Wall Street's New Frontier: Compute Power as an Asset
Goldman Sachs and JPMorgan Chase are evaluating strategies to trade on the cost of computing power, according to people familiar with the matter. The initiative marks a significant expansion of Wall Street's engagement with AI infrastructure, moving beyond traditional financing into direct monetization of compute capacity.
“This is about treating computing power as a tradeable commodity, much like energy or bandwidth,” a senior banker at one of the firms said, speaking on condition of anonymity. The banks are exploring instruments tied to data-center costs, GPU pricing, and energy consumption, according to the people.
Diverging Strategies
Goldman Sachs has quietly scaled back some of its quantum computing investments, focusing instead on near-term opportunities in AI-driven compute financing. In contrast, JPMorgan has maintained a more aggressive posture, with dedicated teams working on scalable applications of advanced computing for trading and risk management, the people said. The divergence reflects broader strategic bets on the maturity of different technologies.
“JPMorgan sees a clear path to monetizing compute power today, while Goldman is more cautious about the hype cycle,” said an industry analyst who tracks AI infrastructure investments.
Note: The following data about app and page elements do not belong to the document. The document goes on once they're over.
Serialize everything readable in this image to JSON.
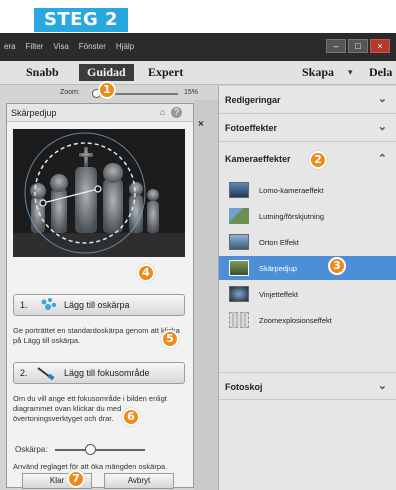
{
  "step_badge": "STEG 2",
  "menubar": {
    "items": [
      "era",
      "Filter",
      "Visa",
      "Fönster",
      "Hjälp"
    ]
  },
  "window_controls": {
    "minimize": "–",
    "maximize": "□",
    "close": "×"
  },
  "modes": {
    "quick": "Snabb",
    "guided": "Guidad",
    "expert": "Expert",
    "create": "Skapa",
    "create_arrow": "▾",
    "share": "Dela"
  },
  "zoom": {
    "label": "Zoom:",
    "value": "15%",
    "level_percent": 15
  },
  "panel": {
    "title": "Skärpedjup",
    "step1_num": "1.",
    "step1_label": "Lägg till oskärpa",
    "step1_help": "Ge porträttet en standardoskärpa genom att klicka på Lägg till oskärpa.",
    "step2_num": "2.",
    "step2_label": "Lägg till fokusområde",
    "step2_help": "Om du vill ange ett fokusområde i bilden enligt diagrammet ovan klickar du med övertoningsverktyget och drar.",
    "blur_label": "Oskärpa:",
    "blur_level_percent": 33,
    "blur_help": "Använd reglaget för att öka mängden oskärpa.",
    "done": "Klar",
    "cancel": "Avbryt"
  },
  "right_panel": {
    "categories": [
      {
        "label": "Redigeringar",
        "chevron": "⌄"
      },
      {
        "label": "Fotoeffekter",
        "chevron": "⌄"
      },
      {
        "label": "Kameraeffekter",
        "chevron": "⌃"
      },
      {
        "label": "Fotoskoj",
        "chevron": "⌄"
      }
    ],
    "effects": [
      {
        "label": "Lomo-kameraeffekt"
      },
      {
        "label": "Lutning/förskjutning"
      },
      {
        "label": "Orton Effekt"
      },
      {
        "label": "Skärpedjup"
      },
      {
        "label": "Vinjetteffekt"
      },
      {
        "label": "Zoomexplosionseffekt"
      }
    ]
  },
  "panel_close": "×",
  "callouts": [
    "1",
    "2",
    "3",
    "4",
    "5",
    "6",
    "7"
  ],
  "colors": {
    "accent_orange": "#ee8b1b",
    "badge_blue": "#29a8e0",
    "selection_blue": "#4c8fd6"
  },
  "icons": {
    "home": "home-icon",
    "help": "help-icon",
    "blur": "blur-droplets-icon",
    "focus": "gradient-tool-icon",
    "chevron": "chevron-icon"
  }
}
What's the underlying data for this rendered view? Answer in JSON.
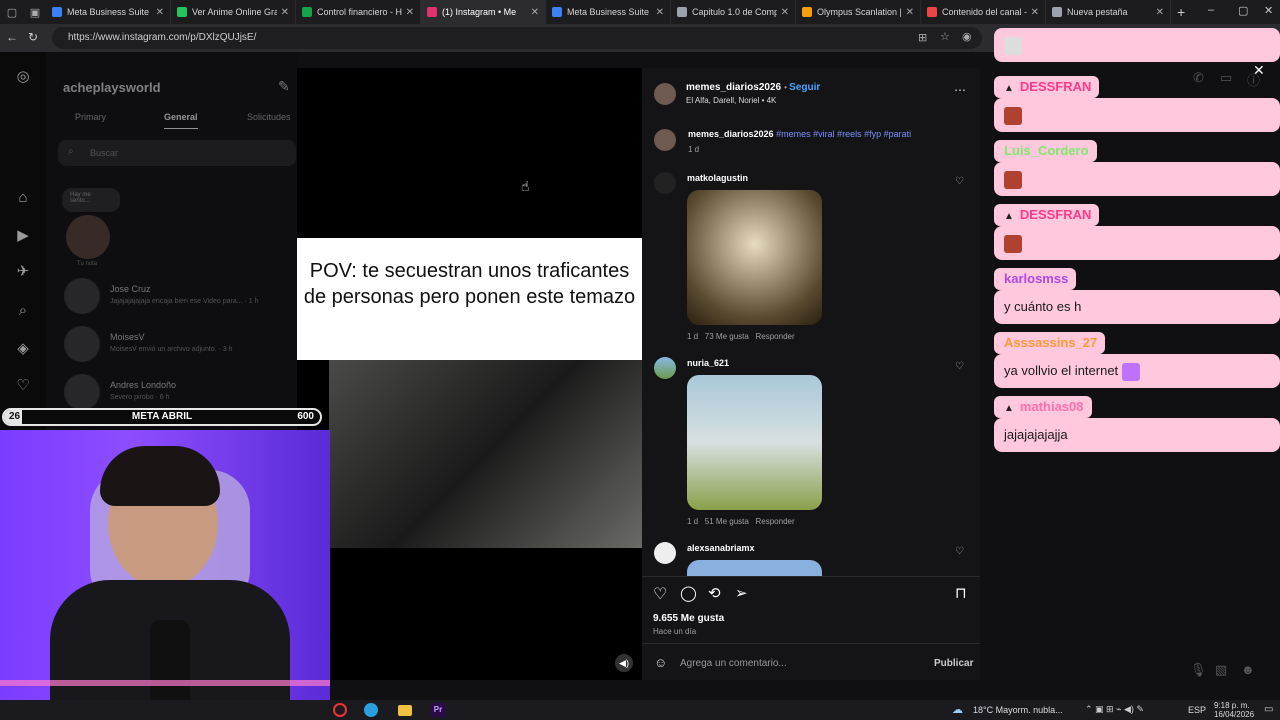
{
  "browser": {
    "tabs": [
      {
        "label": "Meta Business Suite",
        "color": "#3b82f6"
      },
      {
        "label": "Ver Anime Online Gratis",
        "color": "#22c55e"
      },
      {
        "label": "Control financiero - Ho",
        "color": "#16a34a"
      },
      {
        "label": "(1) Instagram • Me",
        "color": "#e1306c"
      },
      {
        "label": "Meta Business Suite",
        "color": "#3b82f6"
      },
      {
        "label": "Capitulo 1.0 de Comple",
        "color": "#9ca3af"
      },
      {
        "label": "Olympus Scanlation | L",
        "color": "#f59e0b"
      },
      {
        "label": "Contenido del canal - Y",
        "color": "#ef4444"
      },
      {
        "label": "Nueva pestaña",
        "color": "#9ca3af"
      }
    ],
    "url": "https://www.instagram.com/p/DXlzQUJjsE/"
  },
  "dm": {
    "username": "acheplaysworld",
    "tabs": [
      "Primary",
      "General",
      "Solicitudes"
    ],
    "search_placeholder": "Buscar",
    "note_label": "Tu nota",
    "note_bubble": "Hay me sento...",
    "threads": [
      {
        "name": "Jose Cruz",
        "sub": "Jajajajajajaja encaja bien ese Video para... · 1 h"
      },
      {
        "name": "MoisesV",
        "sub": "MoisesV envió un archivo adjunto. · 3 h"
      },
      {
        "name": "Andres Londoño",
        "sub": "Severo pirobo · 6 h"
      }
    ]
  },
  "video": {
    "caption": "POV: te secuestran unos traficantes de personas pero ponen este temazo"
  },
  "post": {
    "author": "memes_diarios2026",
    "follow": "Seguir",
    "audio": "El Alfa, Darell, Noriel • 4K",
    "desc_user": "memes_diarios2026",
    "hashtags": "#memes #viral #reels #fyp #parati",
    "desc_time": "1 d",
    "comments": [
      {
        "user": "matkolagustin",
        "time": "1 d",
        "likes": "73 Me gusta",
        "reply": "Responder"
      },
      {
        "user": "nuria_621",
        "time": "1 d",
        "likes": "51 Me gusta",
        "reply": "Responder"
      },
      {
        "user": "alexsanabriamx"
      }
    ],
    "likes": "9.655 Me gusta",
    "posted": "Hace un día",
    "comment_placeholder": "Agrega un comentario...",
    "publish": "Publicar"
  },
  "chat": {
    "messages": [
      {
        "user": "DESSFRAN",
        "text": "",
        "user_color": "#ff3a8c"
      },
      {
        "user": "Luis_Cordero",
        "text": "",
        "user_color": "#7ee86c"
      },
      {
        "user": "DESSFRAN",
        "text": "",
        "user_color": "#ff3a8c"
      },
      {
        "user": "karlosmss",
        "text": "y cuánto es h",
        "user_color": "#b04ae0"
      },
      {
        "user": "Asssassins_27",
        "text": "ya vollvio el internet",
        "user_color": "#ff9a3a"
      },
      {
        "user": "mathias08",
        "text": "jajajajajajja",
        "user_color": "#ff6fb0"
      }
    ]
  },
  "stream": {
    "goal_left": "26",
    "goal_title": "META ABRIL",
    "goal_right": "600",
    "goal_progress": 0.043
  },
  "taskbar": {
    "weather": "18°C  Mayorm. nubla...",
    "lang": "ESP",
    "time": "9:18 p. m.",
    "date": "16/04/2026"
  }
}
The exploration comes as both banks report solid earnings, underpinning continued investment in technology. Goldman's TMT team has been actively advising on data-center deals, while JPMorgan has expanded its in-house AI capabilities.
Market Implications
The cost of computing power has become a critical input for AI-driven businesses, with data-center build-outs driving demand for specialized hardware and energy. Banks are increasingly financing these assets, potentially reshaping project finance in the tech infrastructure space. Analysts note that the shift could lead to new financial products, such as compute-capacity derivatives or securitized data-center assets.
“If successful, this could create a new asset class,” said a partner at a private credit firm that has partnered with banks on data-center deals. “But it's early days, and the economics are still being tested.”
Regulatory and environmental considerations loom large. Data centers consume vast amounts of energy, drawing scrutiny from policymakers and communities. Banks will need to navigate sustainability concerns as they structure deals.
Broader Context
The trend fits within a longer arc of Wall Street betting on technology-driven productivity gains. Parallel developments include other banks forming dedicated teams to invest in AI infrastructure. The financing of compute power is also drawing interest from asset managers and private credit funds, who see it as a way to gain exposure to the AI boom without taking on equity risk.
Efforts to reach spokespeople for Goldman Sachs and JPMorgan for comment were not immediately successful.
Correction: An earlier version of this article misstated the timeline of Goldman's quantum pullback. The scaling back occurred over the past two quarters, not the past year.